Advancing Our Chef Infrastructure: Safety Without Disruption

Last year, I wrote a blog post titled Advancing Our Chef Infrastructure, where we explored the evolution of our Chef infrastructure over the years. We talked about the shift from a single Chef stack to a multi-stack model, and the challenges that came with it – from updating how we handle cookbook uploads to navigating the limitations around Chef searches.
If you haven’t had a chance to read that post yet, I highly recommend checking it out first to get the full context for this post.

At Slack, keeping our service reliable is always the top priority. In my last post, I talked about the first phase of our work to make Chef and EC2 provisioning safer. With that behind us, we started looking at what else we could do to make deploys even safer and more reliable.

One idea we explored was moving to Chef Policyfiles. That would have meant replacing roles and environments and asking dozens of teams to change their cookbooks. In the long run, it might have made things safer, but in the short term it would have been a huge effort and added more risk than it solved.
So instead, this post is about the path we chose: improving our existing EC2 framework in a way that doesn’t disrupt cookbooks or roles, while still giving us more safety in our Chef deployments.

Splitting Chef Environments

Previously, each instance had a cron job that triggered a Chef run every few hours on a set schedule. These scheduled runs were primarily for compliance purposes — to ensure our fleet remained in a consistent and defined configuration state. To reduce risk, the timing of these cron jobs was staggered across availability zones, helping us avoid running Chef on all nodes simultaneously. This strategy gave us a buffer: if a bad change was introduced, it would only impact a subset of nodes initially, giving us a chance to catch and fix the issue before it spread. However, this approach had a critical limitation. With a single shared production environment, even if Chef wasn’t running everywhere at once, any newly provisioned nodes would immediately pick up the latest (possibly bad) changes from that shared environment. This became a significant reliability risk, especially during large scale-out events, where dozens or hundreds of nodes could start up with a broken configuration.

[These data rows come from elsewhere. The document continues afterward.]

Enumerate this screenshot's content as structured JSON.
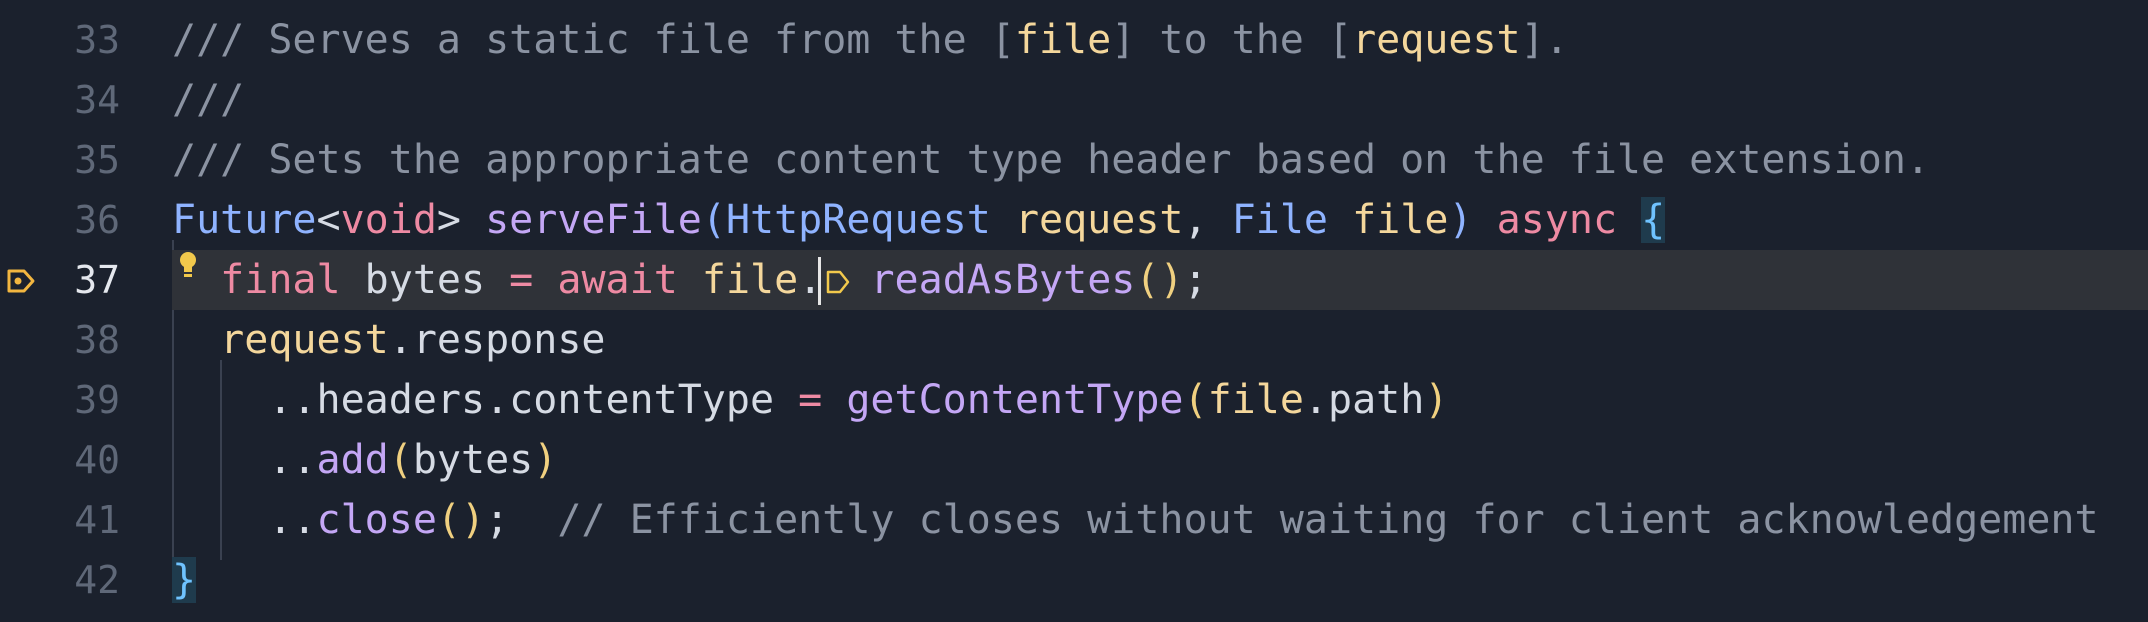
{
  "editor": {
    "current_line": "37",
    "lines": [
      {
        "number": "33",
        "tokens": [
          {
            "t": "/// Serves a static file from the ",
            "c": "cmt"
          },
          {
            "t": "[",
            "c": "cmt"
          },
          {
            "t": "file",
            "c": "ref"
          },
          {
            "t": "]",
            "c": "cmt"
          },
          {
            "t": " to the ",
            "c": "cmt"
          },
          {
            "t": "[",
            "c": "cmt"
          },
          {
            "t": "request",
            "c": "ref"
          },
          {
            "t": "]",
            "c": "cmt"
          },
          {
            "t": ".",
            "c": "cmt"
          }
        ]
      },
      {
        "number": "34",
        "tokens": [
          {
            "t": "///",
            "c": "cmt"
          }
        ]
      },
      {
        "number": "35",
        "tokens": [
          {
            "t": "/// Sets the appropriate content type header based on the file extension.",
            "c": "cmt"
          }
        ]
      },
      {
        "number": "36",
        "tokens": [
          {
            "t": "Future",
            "c": "type"
          },
          {
            "t": "<",
            "c": "punc"
          },
          {
            "t": "void",
            "c": "kw"
          },
          {
            "t": "> ",
            "c": "punc"
          },
          {
            "t": "serveFile",
            "c": "fn"
          },
          {
            "t": "(",
            "c": "type"
          },
          {
            "t": "HttpRequest",
            "c": "type"
          },
          {
            "t": " ",
            "c": "plain"
          },
          {
            "t": "request",
            "c": "param"
          },
          {
            "t": ", ",
            "c": "punc"
          },
          {
            "t": "File",
            "c": "type"
          },
          {
            "t": " ",
            "c": "plain"
          },
          {
            "t": "file",
            "c": "param"
          },
          {
            "t": ")",
            "c": "type"
          },
          {
            "t": " ",
            "c": "plain"
          },
          {
            "t": "async",
            "c": "kw"
          },
          {
            "t": " ",
            "c": "plain"
          },
          {
            "t": "{",
            "c": "brace-hl"
          }
        ]
      },
      {
        "number": "37",
        "tokens": [
          {
            "t": "  ",
            "c": "plain"
          },
          {
            "t": "final",
            "c": "kw"
          },
          {
            "t": " bytes ",
            "c": "plain"
          },
          {
            "t": "=",
            "c": "kw"
          },
          {
            "t": " ",
            "c": "plain"
          },
          {
            "t": "await",
            "c": "kw"
          },
          {
            "t": " ",
            "c": "plain"
          },
          {
            "t": "file",
            "c": "param"
          },
          {
            "t": ".",
            "c": "punc"
          },
          {
            "t": "  ",
            "c": "plain"
          },
          {
            "t": "readAsBytes",
            "c": "fn"
          },
          {
            "t": "()",
            "c": "paren"
          },
          {
            "t": ";",
            "c": "punc"
          }
        ]
      },
      {
        "number": "38",
        "tokens": [
          {
            "t": "  ",
            "c": "plain"
          },
          {
            "t": "request",
            "c": "param"
          },
          {
            "t": ".response",
            "c": "plain"
          }
        ]
      },
      {
        "number": "39",
        "tokens": [
          {
            "t": "    ..headers.contentType ",
            "c": "plain"
          },
          {
            "t": "=",
            "c": "kw"
          },
          {
            "t": " ",
            "c": "plain"
          },
          {
            "t": "getContentType",
            "c": "fn"
          },
          {
            "t": "(",
            "c": "paren"
          },
          {
            "t": "file",
            "c": "param"
          },
          {
            "t": ".path",
            "c": "plain"
          },
          {
            "t": ")",
            "c": "paren"
          }
        ]
      },
      {
        "number": "40",
        "tokens": [
          {
            "t": "    ..",
            "c": "plain"
          },
          {
            "t": "add",
            "c": "fn"
          },
          {
            "t": "(",
            "c": "paren"
          },
          {
            "t": "bytes",
            "c": "plain"
          },
          {
            "t": ")",
            "c": "paren"
          }
        ]
      },
      {
        "number": "41",
        "tokens": [
          {
            "t": "    ..",
            "c": "plain"
          },
          {
            "t": "close",
            "c": "fn"
          },
          {
            "t": "()",
            "c": "paren"
          },
          {
            "t": ";  ",
            "c": "punc"
          },
          {
            "t": "// Efficiently closes without waiting for client acknowledgement",
            "c": "cmt"
          }
        ]
      },
      {
        "number": "42",
        "tokens": [
          {
            "t": "}",
            "c": "brace-hl"
          }
        ]
      }
    ]
  },
  "icons": {
    "breakpoint": "execution-point-icon",
    "intention": "lightbulb-icon",
    "inlay": "inlay-hint-icon"
  },
  "colors": {
    "background": "#1b212d",
    "active_line": "#2f3238",
    "breakpoint": "#f2b640",
    "bulb": "#f2c94c"
  }
}
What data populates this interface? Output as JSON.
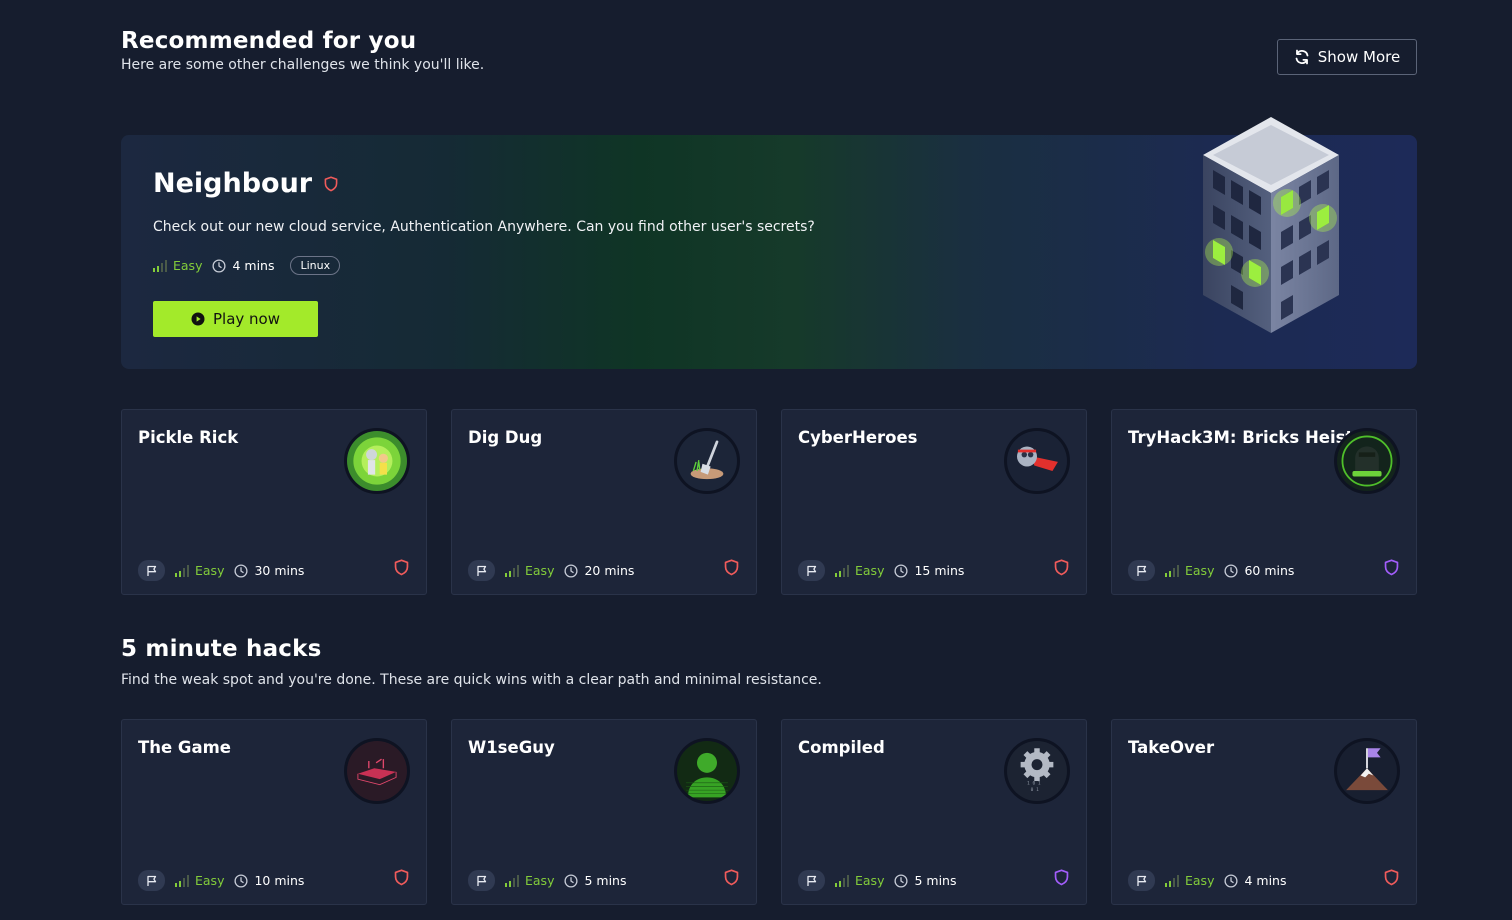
{
  "recommended": {
    "title": "Recommended for you",
    "subtitle": "Here are some other challenges we think you'll like.",
    "show_more_label": "Show More"
  },
  "hero": {
    "title": "Neighbour",
    "description": "Check out our new cloud service, Authentication Anywhere. Can you find other user's secrets?",
    "difficulty": "Easy",
    "duration": "4 mins",
    "tag": "Linux",
    "play_label": "Play now"
  },
  "row1": [
    {
      "title": "Pickle Rick",
      "difficulty": "Easy",
      "duration": "30 mins",
      "shield_color": "#ef5b5b",
      "icon": "pickle-rick-thumbnail"
    },
    {
      "title": "Dig Dug",
      "difficulty": "Easy",
      "duration": "20 mins",
      "shield_color": "#ef5b5b",
      "icon": "shovel-thumbnail"
    },
    {
      "title": "CyberHeroes",
      "difficulty": "Easy",
      "duration": "15 mins",
      "shield_color": "#ef5b5b",
      "icon": "flying-hero-thumbnail"
    },
    {
      "title": "TryHack3M: Bricks Heist",
      "difficulty": "Easy",
      "duration": "60 mins",
      "shield_color": "#a25dfa",
      "icon": "hacker-thumbnail"
    }
  ],
  "five_minute": {
    "title": "5 minute hacks",
    "subtitle": "Find the weak spot and you're done. These are quick wins with a clear path and minimal resistance."
  },
  "row2": [
    {
      "title": "The Game",
      "difficulty": "Easy",
      "duration": "10 mins",
      "shield_color": "#ef5b5b",
      "icon": "game-thumbnail"
    },
    {
      "title": "W1seGuy",
      "difficulty": "Easy",
      "duration": "5 mins",
      "shield_color": "#ef5b5b",
      "icon": "silhouette-thumbnail"
    },
    {
      "title": "Compiled",
      "difficulty": "Easy",
      "duration": "5 mins",
      "shield_color": "#a25dfa",
      "icon": "gear-thumbnail"
    },
    {
      "title": "TakeOver",
      "difficulty": "Easy",
      "duration": "4 mins",
      "shield_color": "#ef5b5b",
      "icon": "mountain-flag-thumbnail"
    }
  ],
  "colors": {
    "background": "#161d2e",
    "card": "#1d2539",
    "accent_green": "#a3ea2a",
    "easy_green": "#82cc3a"
  }
}
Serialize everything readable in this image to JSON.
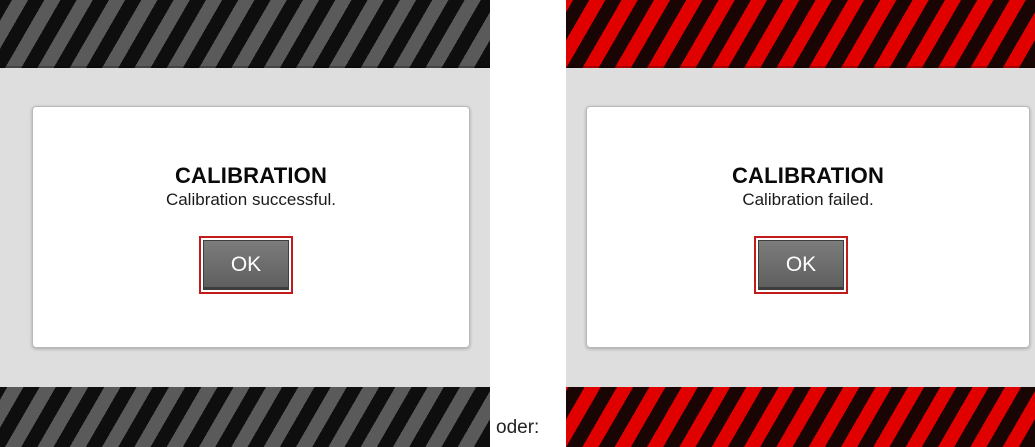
{
  "colors": {
    "stripe_gray_dark": "#0e0e0e",
    "stripe_gray_light": "#5a5a5a",
    "stripe_red_dark": "#1a0505",
    "stripe_red_light": "#e00000",
    "button_border": "#c21b1b",
    "button_fill": "#6e6e6e",
    "screen_background": "#dedede"
  },
  "screens": [
    {
      "status": "success",
      "stripe_icon": "warning-stripes-gray",
      "dialog": {
        "title": "CALIBRATION",
        "message": "Calibration successful.",
        "button_label": "OK"
      }
    },
    {
      "status": "failed",
      "stripe_icon": "warning-stripes-red",
      "dialog": {
        "title": "CALIBRATION",
        "message": "Calibration failed.",
        "button_label": "OK"
      }
    }
  ],
  "separator_text": "oder:"
}
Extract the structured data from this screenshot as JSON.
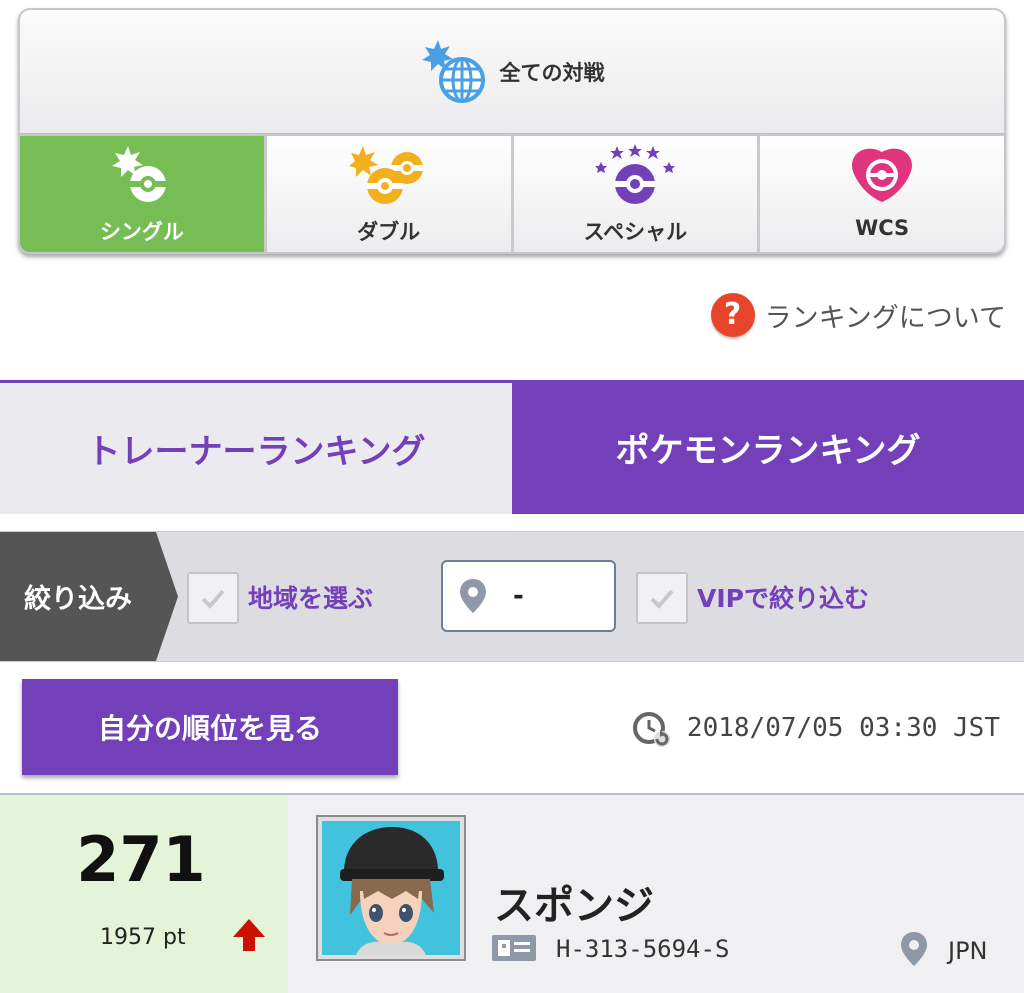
{
  "battles": {
    "all_label": "全ての対戦",
    "modes": [
      {
        "label": "シングル",
        "active": true
      },
      {
        "label": "ダブル",
        "active": false
      },
      {
        "label": "スペシャル",
        "active": false
      },
      {
        "label": "WCS",
        "active": false
      }
    ]
  },
  "about": {
    "label": "ランキングについて",
    "icon": "question-icon"
  },
  "tabs": [
    {
      "label": "トレーナーランキング",
      "active": false
    },
    {
      "label": "ポケモンランキング",
      "active": true
    }
  ],
  "filter": {
    "tag_label": "絞り込み",
    "region_label": "地域を選ぶ",
    "region_value": "-",
    "vip_label": "VIPで絞り込む"
  },
  "self_rank_button": "自分の順位を見る",
  "updated": "2018/07/05 03:30 JST",
  "entry": {
    "rank": "271",
    "points": "1957 pt",
    "trend": "up",
    "name": "スポンジ",
    "trainer_id": "H-313-5694-S",
    "country": "JPN"
  },
  "colors": {
    "accent_purple": "#7440b9",
    "active_green": "#76bd54",
    "rank_bg": "#e3f4d9",
    "trend_up": "#cc1100"
  }
}
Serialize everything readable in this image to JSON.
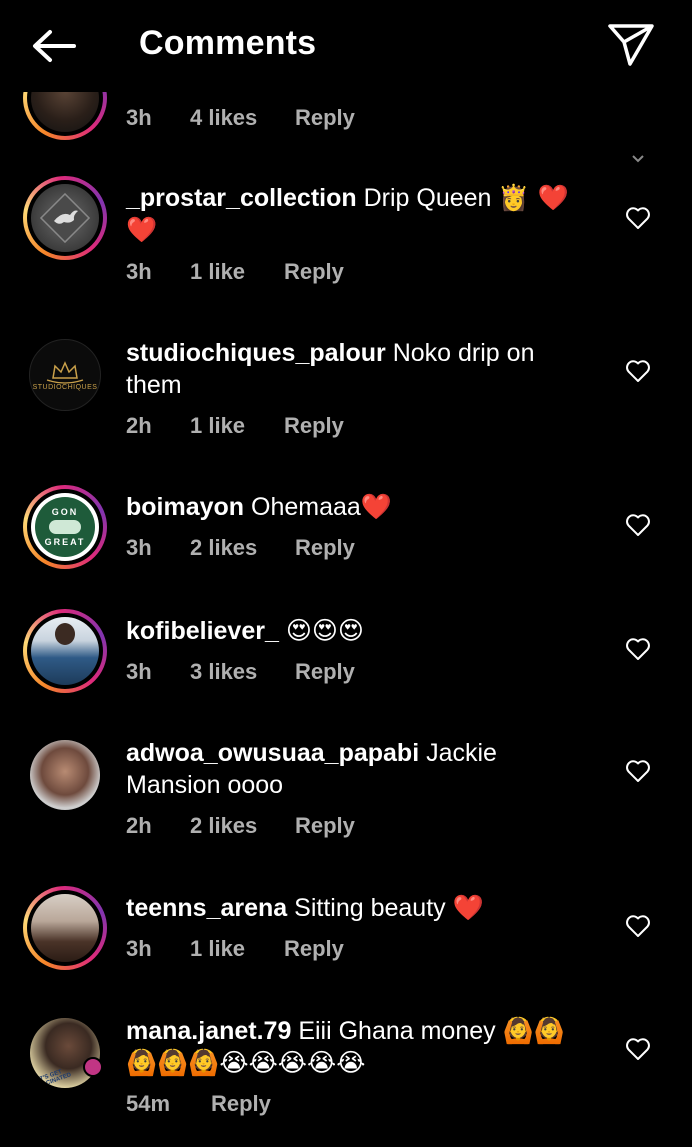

To address this, we split our single production Chef environment into multiple buckets: prod-1, prod-2, …, prod-6. Service teams could still launch instances as “prod,” but behind the scenes we mapped each instance to one of these more specific environments based on its Availability Zone. That way, new nodes no longer pulled from one global source of truth – they were evenly distributed across isolated environments, which added an extra layer of safety and resilience.

At Slack, our base AMIs include a tool called Poptart Bootstrap, which is baked in during the AMI build process. This tool runs via cloud-init at instance boot time and is responsible for tasks such as creating the node’s Chef object, setting up any required DNS entries, and posting a success or failure message to Slack (with customisable channels based on the team that owns the node).

To support the environment split, we extended Poptart Bootstrap to include logic that inspects the node’s AZ ID and assigns it to one of the numbered production Chef environments. This change allowed us to stop pointing all production nodes at a single shared Chef environment and instead spread them across multiple environments.

Previously, changing the cookbook versions in the single prod environment affected the entire fleet. With this new bucketed approach, we gained the flexibility to update each environment independently. Now, a change to a single environment only impacts nodes in specific AZs, significantly reducing risk and blast radius during deployments.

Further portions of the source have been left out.